The genetic code is degenerate i.e. more than one codon can code for a single amino acid. Due to this, of the 64 codons, 61 codons code for the 20 amino acids.
There are two punctuation marks in the genetic code called the START and STOP codons which signal the end of protein synthesis in all organisms.
The genetic code can be read in multiple ways depending on where the reading starts. For example, if the base sequence is GGGAAACCC, reading could start from the first letter, G and there will be 3 codons - GGG, AAA, and CCC. If reading starts at G in the second position, the string will have two codons - GGA and AAC. If reading starts at the third base G, 2 codons will again result - GAA and ACC.

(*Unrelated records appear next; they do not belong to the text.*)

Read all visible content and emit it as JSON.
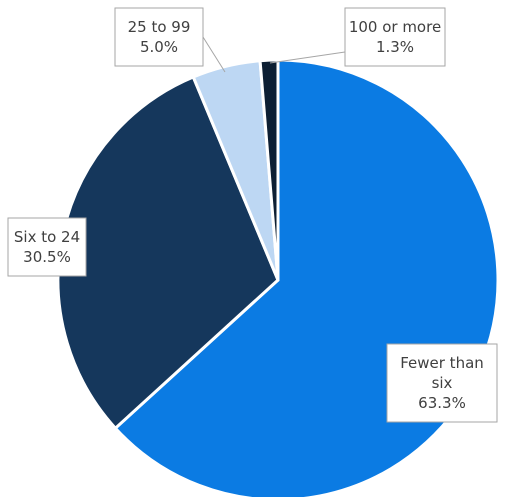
{
  "chart_data": {
    "type": "pie",
    "title": "",
    "slices": [
      {
        "label": "Fewer than six",
        "label_lines": [
          "Fewer than",
          "six"
        ],
        "value": 63.3,
        "value_text": "63.3%",
        "color": "#0b7be3"
      },
      {
        "label": "Six to 24",
        "label_lines": [
          "Six to 24"
        ],
        "value": 30.5,
        "value_text": "30.5%",
        "color": "#15375c"
      },
      {
        "label": "25 to 99",
        "label_lines": [
          "25 to 99"
        ],
        "value": 5.0,
        "value_text": "5.0%",
        "color": "#bdd7f3"
      },
      {
        "label": "100 or more",
        "label_lines": [
          "100 or more"
        ],
        "value": 1.3,
        "value_text": "1.3%",
        "color": "#0d1f33"
      }
    ],
    "start_angle": "12 o'clock",
    "direction": "clockwise",
    "legend": "none",
    "data_labels": "callouts"
  }
}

Thus, there are 3 ways of reading the code of every strand of genetic material. These different ways of reading a nucleotide sequence is known as a reading frame. Each reading frame will produce a different sequence of amino acids and hence proteins. Thus, in double stranded DNA, there are 6 possible reading frames.
The codon AUG is called the START codon as it the first codon in the transcribed mRNA that undergoes translation. AUG is the most common START codon and it codes for the amino acid methionine (Met) in eukaryotes and formyl methionine (fMet) in prokaryotes. During protein synthesis, the tRNA recognizes the START codon AUG with the help of some initiation factors and starts translation of mRNA.

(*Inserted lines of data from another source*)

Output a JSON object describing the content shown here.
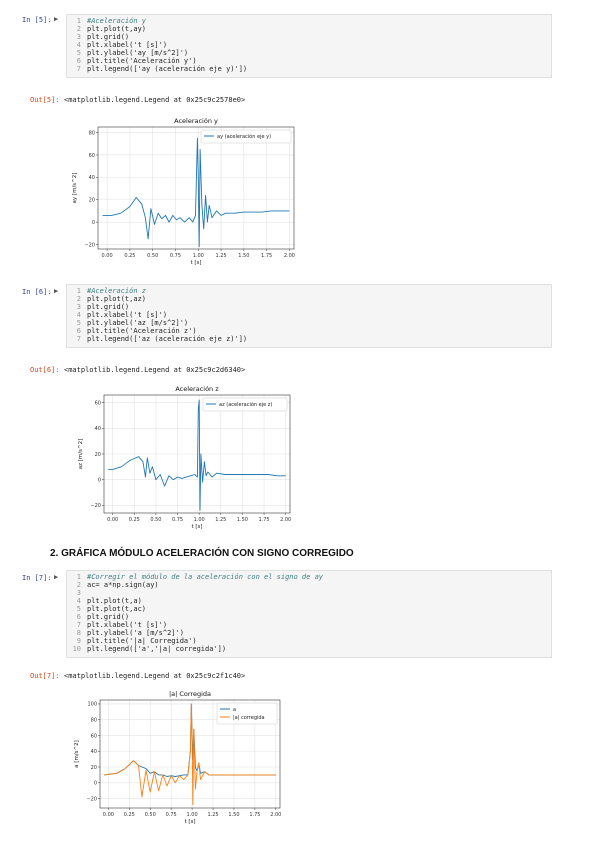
{
  "cells": [
    {
      "in_prompt": "In [5]:",
      "lines": [
        {
          "n": "1",
          "text": "#Aceleración y",
          "comment": true
        },
        {
          "n": "2",
          "text": "plt.plot(t,ay)"
        },
        {
          "n": "3",
          "text": "plt.grid()"
        },
        {
          "n": "4",
          "text": "plt.xlabel('t [s]')"
        },
        {
          "n": "5",
          "text": "plt.ylabel('ay [m/s^2]')"
        },
        {
          "n": "6",
          "text": "plt.title('Aceleración y')"
        },
        {
          "n": "7",
          "text": "plt.legend(['ay (aceleración eje y)'])"
        }
      ],
      "out_prompt": "Out[5]:",
      "out_text": "<matplotlib.legend.Legend at 0x25c9c2578e0>"
    },
    {
      "in_prompt": "In [6]:",
      "lines": [
        {
          "n": "1",
          "text": "#Aceleración z",
          "comment": true
        },
        {
          "n": "2",
          "text": "plt.plot(t,az)"
        },
        {
          "n": "3",
          "text": "plt.grid()"
        },
        {
          "n": "4",
          "text": "plt.xlabel('t [s]')"
        },
        {
          "n": "5",
          "text": "plt.ylabel('az [m/s^2]')"
        },
        {
          "n": "6",
          "text": "plt.title('Aceleración z')"
        },
        {
          "n": "7",
          "text": "plt.legend(['az (aceleración eje z)'])"
        }
      ],
      "out_prompt": "Out[6]:",
      "out_text": "<matplotlib.legend.Legend at 0x25c9c2d6340>"
    },
    {
      "in_prompt": "In [7]:",
      "lines": [
        {
          "n": "1",
          "text": "#Corregir el módulo de la aceleración con el signo de ay",
          "comment": true
        },
        {
          "n": "2",
          "text": "ac= a*np.sign(ay)"
        },
        {
          "n": "3",
          "text": ""
        },
        {
          "n": "4",
          "text": "plt.plot(t,a)"
        },
        {
          "n": "5",
          "text": "plt.plot(t,ac)"
        },
        {
          "n": "6",
          "text": "plt.grid()"
        },
        {
          "n": "7",
          "text": "plt.xlabel('t [s]')"
        },
        {
          "n": "8",
          "text": "plt.ylabel('a [m/s^2]')"
        },
        {
          "n": "9",
          "text": "plt.title('|a| Corregida')"
        },
        {
          "n": "10",
          "text": "plt.legend(['a','|a| corregida'])"
        }
      ],
      "out_prompt": "Out[7]:",
      "out_text": "<matplotlib.legend.Legend at 0x25c9c2f1c40>"
    }
  ],
  "heading": "2. GRÁFICA MÓDULO ACELERACIÓN CON SIGNO CORREGIDO",
  "colors": {
    "blue": "#1f77b4",
    "orange": "#ff7f0e"
  },
  "chart_data": [
    {
      "type": "line",
      "title": "Aceleración y",
      "xlabel": "t [s]",
      "ylabel": "ay [m/s^2]",
      "xlim": [
        -0.1,
        2.05
      ],
      "ylim": [
        -24,
        85
      ],
      "xticks": [
        0.0,
        0.25,
        0.5,
        0.75,
        1.0,
        1.25,
        1.5,
        1.75,
        2.0
      ],
      "xtick_labels": [
        "0.00",
        "0.25",
        "0.50",
        "0.75",
        "1.00",
        "1.25",
        "1.50",
        "1.75",
        "2.00"
      ],
      "yticks": [
        -20,
        0,
        20,
        40,
        60,
        80
      ],
      "yticks_labels": [
        "−20",
        "0",
        "20",
        "40",
        "60",
        "80"
      ],
      "grid": true,
      "legend_position": "top-right",
      "series": [
        {
          "name": "ay (aceleración eje y)",
          "color": "#1f77b4",
          "x": [
            -0.05,
            0.05,
            0.15,
            0.25,
            0.32,
            0.38,
            0.42,
            0.45,
            0.48,
            0.52,
            0.56,
            0.6,
            0.64,
            0.68,
            0.72,
            0.76,
            0.8,
            0.85,
            0.9,
            0.94,
            0.97,
            0.99,
            1.0,
            1.01,
            1.02,
            1.04,
            1.06,
            1.08,
            1.1,
            1.12,
            1.15,
            1.2,
            1.25,
            1.3,
            1.4,
            1.5,
            1.6,
            1.7,
            1.8,
            1.9,
            2.0
          ],
          "y": [
            6,
            6,
            8,
            14,
            22,
            16,
            4,
            -15,
            12,
            -2,
            8,
            3,
            6,
            0,
            6,
            2,
            4,
            0,
            4,
            0,
            6,
            75,
            40,
            -22,
            65,
            15,
            -6,
            24,
            0,
            15,
            4,
            10,
            6,
            8,
            8,
            9,
            9,
            9,
            10,
            10,
            10
          ]
        }
      ]
    },
    {
      "type": "line",
      "title": "Aceleración z",
      "xlabel": "t [s]",
      "ylabel": "az [m/s^2]",
      "xlim": [
        -0.1,
        2.05
      ],
      "ylim": [
        -26,
        66
      ],
      "xticks": [
        0.0,
        0.25,
        0.5,
        0.75,
        1.0,
        1.25,
        1.5,
        1.75,
        2.0
      ],
      "xtick_labels": [
        "0.00",
        "0.25",
        "0.50",
        "0.75",
        "1.00",
        "1.25",
        "1.50",
        "1.75",
        "2.00"
      ],
      "yticks": [
        -20,
        0,
        20,
        40,
        60
      ],
      "yticks_labels": [
        "−20",
        "0",
        "20",
        "40",
        "60"
      ],
      "grid": true,
      "legend_position": "top-right",
      "series": [
        {
          "name": "az (aceleración eje z)",
          "color": "#1f77b4",
          "x": [
            -0.05,
            0.0,
            0.1,
            0.2,
            0.3,
            0.35,
            0.38,
            0.4,
            0.43,
            0.46,
            0.5,
            0.55,
            0.6,
            0.65,
            0.7,
            0.75,
            0.8,
            0.85,
            0.9,
            0.95,
            0.98,
            0.99,
            1.0,
            1.01,
            1.02,
            1.04,
            1.06,
            1.08,
            1.1,
            1.15,
            1.2,
            1.3,
            1.4,
            1.5,
            1.6,
            1.7,
            1.8,
            1.9,
            2.0
          ],
          "y": [
            8,
            8,
            10,
            15,
            18,
            14,
            2,
            17,
            5,
            10,
            0,
            4,
            -5,
            3,
            0,
            2,
            1,
            2,
            3,
            4,
            2,
            55,
            62,
            -24,
            20,
            -2,
            14,
            3,
            6,
            2,
            5,
            4,
            4,
            4,
            4,
            4,
            4,
            3,
            3
          ]
        }
      ]
    },
    {
      "type": "line",
      "title": "|a| Corregida",
      "xlabel": "t [s]",
      "ylabel": "a [m/s^2]",
      "xlim": [
        -0.1,
        2.05
      ],
      "ylim": [
        -32,
        105
      ],
      "xticks": [
        0.0,
        0.25,
        0.5,
        0.75,
        1.0,
        1.25,
        1.5,
        1.75,
        2.0
      ],
      "xtick_labels": [
        "0.00",
        "0.25",
        "0.50",
        "0.75",
        "1.00",
        "1.25",
        "1.50",
        "1.75",
        "2.00"
      ],
      "yticks": [
        -20,
        0,
        20,
        40,
        60,
        80,
        100
      ],
      "yticks_labels": [
        "−20",
        "0",
        "20",
        "40",
        "60",
        "80",
        "100"
      ],
      "grid": true,
      "legend_position": "top-right",
      "series": [
        {
          "name": "a",
          "color": "#1f77b4",
          "x": [
            -0.05,
            0.1,
            0.2,
            0.3,
            0.36,
            0.4,
            0.45,
            0.5,
            0.55,
            0.6,
            0.65,
            0.7,
            0.75,
            0.8,
            0.85,
            0.9,
            0.95,
            0.98,
            0.99,
            1.0,
            1.01,
            1.02,
            1.04,
            1.06,
            1.08,
            1.1,
            1.15,
            1.2,
            1.3,
            1.4,
            1.5,
            1.6,
            1.7,
            1.8,
            1.9,
            2.0
          ],
          "y": [
            10,
            12,
            18,
            28,
            22,
            20,
            18,
            12,
            14,
            10,
            10,
            8,
            9,
            8,
            9,
            10,
            10,
            40,
            100,
            60,
            30,
            68,
            20,
            15,
            25,
            12,
            14,
            10,
            10,
            10,
            10,
            10,
            10,
            10,
            10,
            10
          ]
        },
        {
          "name": "|a| corregida",
          "color": "#ff7f0e",
          "x": [
            -0.05,
            0.1,
            0.2,
            0.3,
            0.36,
            0.4,
            0.45,
            0.5,
            0.55,
            0.6,
            0.65,
            0.7,
            0.75,
            0.8,
            0.85,
            0.9,
            0.95,
            0.98,
            0.99,
            1.0,
            1.01,
            1.02,
            1.04,
            1.06,
            1.08,
            1.1,
            1.15,
            1.2,
            1.3,
            1.4,
            1.5,
            1.6,
            1.7,
            1.8,
            1.9,
            2.0
          ],
          "y": [
            10,
            12,
            18,
            28,
            22,
            -18,
            16,
            -12,
            14,
            -10,
            10,
            -4,
            9,
            0,
            9,
            4,
            10,
            40,
            100,
            60,
            -28,
            68,
            -8,
            15,
            25,
            4,
            14,
            10,
            10,
            10,
            10,
            10,
            10,
            10,
            10,
            10
          ]
        }
      ]
    }
  ]
}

Some alternative START codons are found in both eukaryotes and prokaryotes. Alternate codons usually code for amino acids other than methionine, but when they act as START codons they code for Met due to the use of a separate initiator tRNA.
Non-AUG START codons are rarely found in eukaryotic genomes. Apart from the usual Met codon, mammalian cells can also START translation with the amino acid leucine with the help of a leucyl-tRNA decoding the CUG codon. Mitochondrial genomes use AUA and AUU in humans and GUG and UUG in prokaryotes as alternate START codons.

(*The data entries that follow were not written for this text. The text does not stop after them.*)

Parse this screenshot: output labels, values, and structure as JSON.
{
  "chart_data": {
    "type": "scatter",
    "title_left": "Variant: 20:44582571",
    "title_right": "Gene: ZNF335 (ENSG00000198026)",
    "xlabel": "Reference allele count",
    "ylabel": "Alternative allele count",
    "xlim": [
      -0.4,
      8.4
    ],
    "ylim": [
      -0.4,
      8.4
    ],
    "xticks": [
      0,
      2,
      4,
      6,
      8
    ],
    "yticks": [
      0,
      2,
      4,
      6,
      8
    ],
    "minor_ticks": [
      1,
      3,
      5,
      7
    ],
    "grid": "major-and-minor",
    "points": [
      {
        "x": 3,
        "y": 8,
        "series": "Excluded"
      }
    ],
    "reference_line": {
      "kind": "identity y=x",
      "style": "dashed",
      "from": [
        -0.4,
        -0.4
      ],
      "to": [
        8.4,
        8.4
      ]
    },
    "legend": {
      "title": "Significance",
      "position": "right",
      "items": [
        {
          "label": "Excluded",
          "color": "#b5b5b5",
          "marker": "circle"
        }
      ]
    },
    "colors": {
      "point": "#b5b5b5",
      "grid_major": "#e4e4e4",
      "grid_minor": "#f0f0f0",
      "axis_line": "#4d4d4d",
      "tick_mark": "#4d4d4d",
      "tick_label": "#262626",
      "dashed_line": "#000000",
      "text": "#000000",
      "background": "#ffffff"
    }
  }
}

In prokaryotes, E. coli is found to use AUG 83%, GUG 14%, and UUG 3% as START codons. The lacA and lacI coding regions in the E coli lac operon don’t have AUG START codon and instead use UUG and GUG as initiation codons respectively.
There are 3 STOP codons in the genetic code - UAG, UAA, and UGA. These codons signal the end of the polypeptide chain during translation. These codons are also known as nonsense codons or termination codons as they do not code for an amino acid.
The three STOP codons have been named as amber (UAG), opal or umber (UGA) and ochre (UAA). "Amber" or UAG was discovered by Charles Steinberg and Richard Epstein and they named it amber after the German meaning of the last name of their friend Harris Bernstein. The remaining two STOP codons were then named "ochre" and "opal" so as to maintain the "color names" theme.
During protein synthesis, STOP codons cause the release of the new polypeptide chain from the ribosome. This occurs because there are no tRNAs with anticodons complementary to the STOP codons.
After binding to the mRNA, the ribosome begins translation at the start codon , AUG, and then moves down the mRNA transcript one codon (three nucleotides) at a time until it reaches a stop codon.